New employer? 5 more things you need to know

Have you read my previous blog New employer 5 things you need to know? If you did, you might recall that I said the list is not definitive or exhaustive but rather a general checklist for new employers. Here I’m adding another 5 items to my checklist for new employers.

1. Disciplinary Procedure

An employer should ensure that their disciplinary procedures are written down and available to all employees and workers. The ACAS code of practice sets out the basic principles of fair practice which should form part of a company’s policies.

2. Grievance Procedure

As with disciplinary procedures, ACAS have also produced codes of best practice to be applied to grievance procedures. It is worth noting that although ACAS codes are not statutory, they are considered best practice and employers may be penalised if they are not followed. A grievance procedure should be written down and available to all employees and workers.

3. Pensions

As of 1 April 2017, all but a small number of employers are now required to have automatically enrolled their workers into a qualifying workplace pension scheme. There is an obligation to automatically enrol eligible jobholders (those of at least 22 years of age, but under pension age earning at least £10,000 pa) and both employer and employee must make a contribution to the fund. However, if the worker chooses to ‘opt-out’ of the scheme, neither they nor the employer will be required to make a contribution.

There are a number of options as to what type of scheme an employer might choose to implement, and it is sensible to obtain advice from a pension specialist prior to setting up a scheme. Although there is no obligation to auto enrol non-eligible job holders (those aged 16-21 or over state pension age but under 75, or earning less than £10,000 but at least £5,824) or entitled workers (aged 16 -75 but earning less than £5,824), those falling in these categories must be advised of their right to join the relevant scheme should they choose to.

4. Restrictive covenants and post termination restrictions

Employers seeking to restrict competition or poaching of staff and clients by ex-employees should consider including restrictive covenants or post termination restrictions in their contracts of employment. In order to fully benefit from restrictions protecting their business interests, the contract should be signed by the employee or restrictions may be difficult to impose.

Any clause restricting an employee in the course of their employment or after they have left must be reasonable and justified or it may be unenforceable. Employers are strongly advised to seek advice before including restrictions, and to think carefully about what interest they are trying to protect and what is reasonably necessary to do so.

5. Disability rights

The Equality Act defines disability as a long standing medical condition which a person has had for at least one year, and which impacts on their ability to engage in daily life including work life.

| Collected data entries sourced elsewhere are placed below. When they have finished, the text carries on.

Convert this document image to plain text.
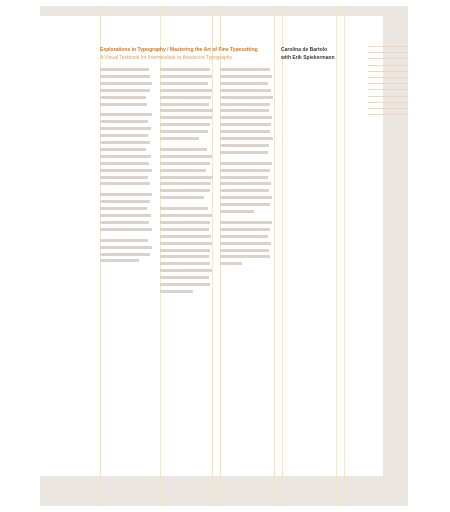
Explorations in Typography / Mastering the Art of Fine Typesetting
A Visual Textbook for Intermediate to Advanced Typography
Carolina de Bartolo
with Erik Spiekermann
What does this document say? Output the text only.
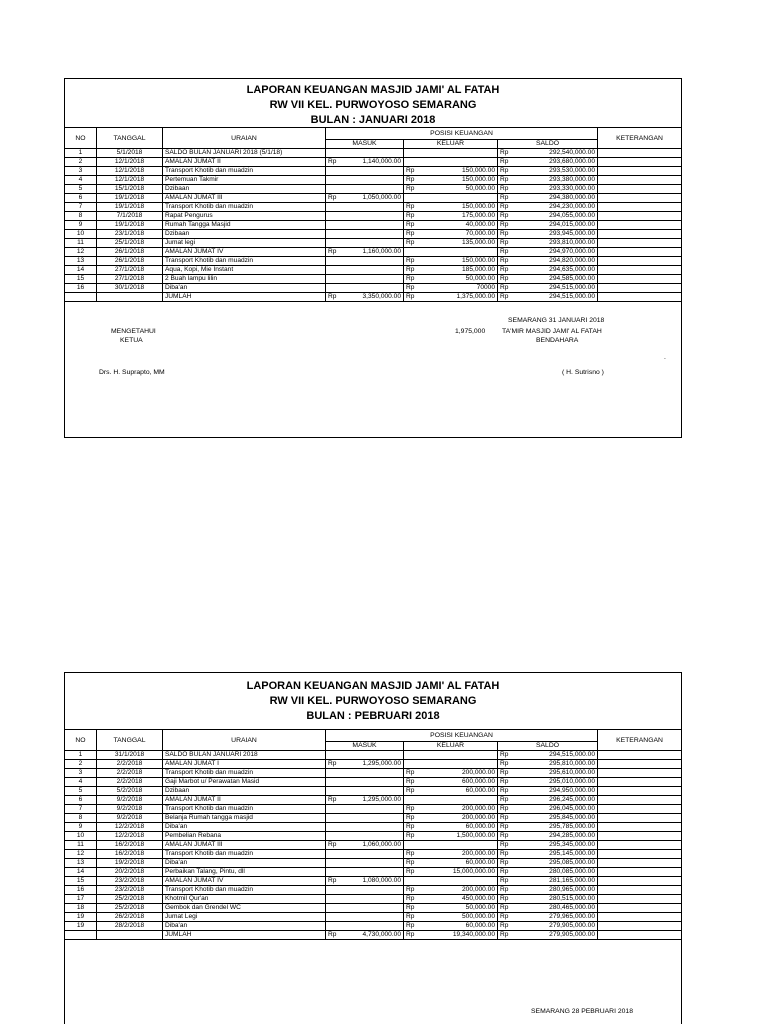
LAPORAN KEUANGAN MASJID JAMI' AL FATAH
RW VII KEL. PURWOYOSO SEMARANG
BULAN : JANUARI 2018
NO	TANGGAL	URAIAN	POSISI KEUANGAN						KETERANGAN
			MASUK		KELUAR		SALDO		
1	5/1/2018	SALDO BULAN JANUARI 2018 (5/1/18)					Rp	292,540,000.00	
2	12/1/2018	AMALAN JUMAT II	Rp	1,140,000.00			Rp	293,680,000.00	
3	12/1/2018	Transport Khotib dan muadzin			Rp	150,000.00	Rp	293,530,000.00	
4	12/1/2018	Pertemuan Takmir			Rp	150,000.00	Rp	293,380,000.00	
5	15/1/2018	Dzibaan			Rp	50,000.00	Rp	293,330,000.00	
6	19/1/2018	AMALAN JUMAT III	Rp	1,050,000.00			Rp	294,380,000.00	
7	19/1/2018	Transport Khotib dan muadzin			Rp	150,000.00	Rp	294,230,000.00	
8	7/1/2018	Rapat Pengurus			Rp	175,000.00	Rp	294,055,000.00	
9	19/1/2018	Rumah Tangga Masjid			Rp	40,000.00	Rp	294,015,000.00	
10	23/1/2018	Dzibaan			Rp	70,000.00	Rp	293,945,000.00	
11	25/1/2018	Jumat legi			Rp	135,000.00	Rp	293,810,000.00	
12	26/1/2018	AMALAN JUMAT IV	Rp	1,160,000.00			Rp	294,970,000.00	
13	26/1/2018	Transport Khotib dan muadzin			Rp	150,000.00	Rp	294,820,000.00	
14	27/1/2018	Aqua, Kopi, Mie Instant			Rp	185,000.00	Rp	294,635,000.00	
15	27/1/2018	2 Buah lampu lilin			Rp	50,000.00	Rp	294,585,000.00	
16	30/1/2018	Diba'an			Rp	70000	Rp	294,515,000.00	
		JUMLAH	Rp	3,350,000.00	Rp	1,375,000.00	Rp	294,515,000.00	
SEMARANG 31 JANUARI 2018
MENGETAHUI	1,975,000 TA'MIR MASJID JAMI' AL FATAH
KETUA	BENDAHARA
.
Drs. H. Suprapto, MM	( H. Sutrisno )
LAPORAN KEUANGAN MASJID JAMI' AL FATAH
RW VII KEL. PURWOYOSO SEMARANG
BULAN : PEBRUARI 2018
NO	TANGGAL	URAIAN	POSISI KEUANGAN						KETERANGAN
			MASUK		KELUAR		SALDO		
1	31/1/2018	SALDO BULAN JANUARI 2018					Rp	294,515,000.00	
2	2/2/2018	AMALAN JUMAT I	Rp	1,295,000.00			Rp	295,810,000.00	
3	2/2/2018	Transport Khotib dan muadzin			Rp	200,000.00	Rp	295,610,000.00	
4	2/2/2018	Gaji Marbot u/ Perawatan Masid			Rp	600,000.00	Rp	295,010,000.00	
5	5/2/2018	Dzibaan			Rp	60,000.00	Rp	294,950,000.00	
6	9/2/2018	AMALAN JUMAT II	Rp	1,295,000.00			Rp	296,245,000.00	
7	9/2/2018	Transport Khotib dan muadzin			Rp	200,000.00	Rp	296,045,000.00	
8	9/2/2018	Belanja Rumah tangga masjid			Rp	200,000.00	Rp	295,845,000.00	
9	12/2/2018	Diba'an			Rp	60,000.00	Rp	295,785,000.00	
10	12/2/2018	Pembelian Rebana			Rp	1,500,000.00	Rp	294,285,000.00	
11	16/2/2018	AMALAN JUMAT III	Rp	1,060,000.00			Rp	295,345,000.00	
12	16/2/2018	Transport Khotib dan muadzin			Rp	200,000.00	Rp	295,145,000.00	
13	19/2/2018	Diba'an			Rp	60,000.00	Rp	295,085,000.00	
14	20/2/2018	Perbaikan Talang, Pintu, dll			Rp	15,000,000.00	Rp	280,085,000.00	
15	23/2/2018	AMALAN JUMAT IV	Rp	1,080,000.00			Rp	281,165,000.00	
16	23/2/2018	Transport Khotib dan muadzin			Rp	200,000.00	Rp	280,965,000.00	
17	25/2/2018	Khotmil Qur'an			Rp	450,000.00	Rp	280,515,000.00	
18	25/2/2018	Gembok dan Grendel WC			Rp	50,000.00	Rp	280,465,000.00	
19	26/2/2018	Jumat Legi			Rp	500,000.00	Rp	279,965,000.00	
19	28/2/2018	Diba'an			Rp	60,000.00	Rp	279,905,000.00	
		JUMLAH	Rp	4,730,000.00	Rp	19,340,000.00	Rp	279,905,000.00	
SEMARANG 28 PEBRUARI 2018
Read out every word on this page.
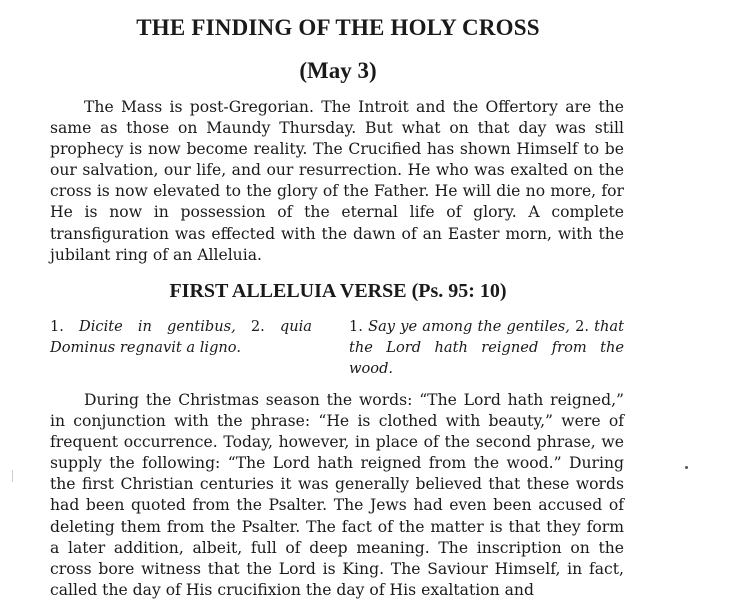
THE FINDING OF THE HOLY CROSS
(May 3)

The Mass is post-Gregorian. The Introit and the Offertory are the same as those on Maundy Thursday. But what on that day was still prophecy is now become reality. The Crucified has shown Himself to be our salvation, our life, and our resurrection. He who was exalted on the cross is now elevated to the glory of the Father. He will die no more, for He is now in possession of the eternal life of glory. A complete transfiguration was effected with the dawn of an Easter morn, with the jubilant ring of an Alleluia.

FIRST ALLELUIA VERSE (Ps. 95: 10)

1. Dicite in gentibus, 2. quia Dominus regnavit a ligno.

1. Say ye among the gentiles, 2. that the Lord hath reigned from the wood.

During the Christmas season the words: “The Lord hath reigned,” in conjunction with the phrase: “He is clothed with beauty,” were of frequent occurrence. Today, however, in place of the second phrase, we supply the following: “The Lord hath reigned from the wood.” During the first Christian centuries it was generally believed that these words had been quoted from the Psalter. The Jews had even been accused of deleting them from the Psalter. The fact of the matter is that they form a later addition, albeit, full of deep meaning. The inscription on the cross bore witness that the Lord is King. The Saviour Himself, in fact, called the day of His crucifixion the day of His exaltation and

If your staff meet this test, an employer is legally bound to establish what reasonable adjustments can be made to their role or the way they work, and guidance from their doctors or occupational health may be required. If there are no adjustments which can be made, suitable alternative employment should be considered. Though an employer is not duty bound to create a new job for their employee, they must be able to show that they have taken all reasonable steps to comply with their duty under the Equality Act.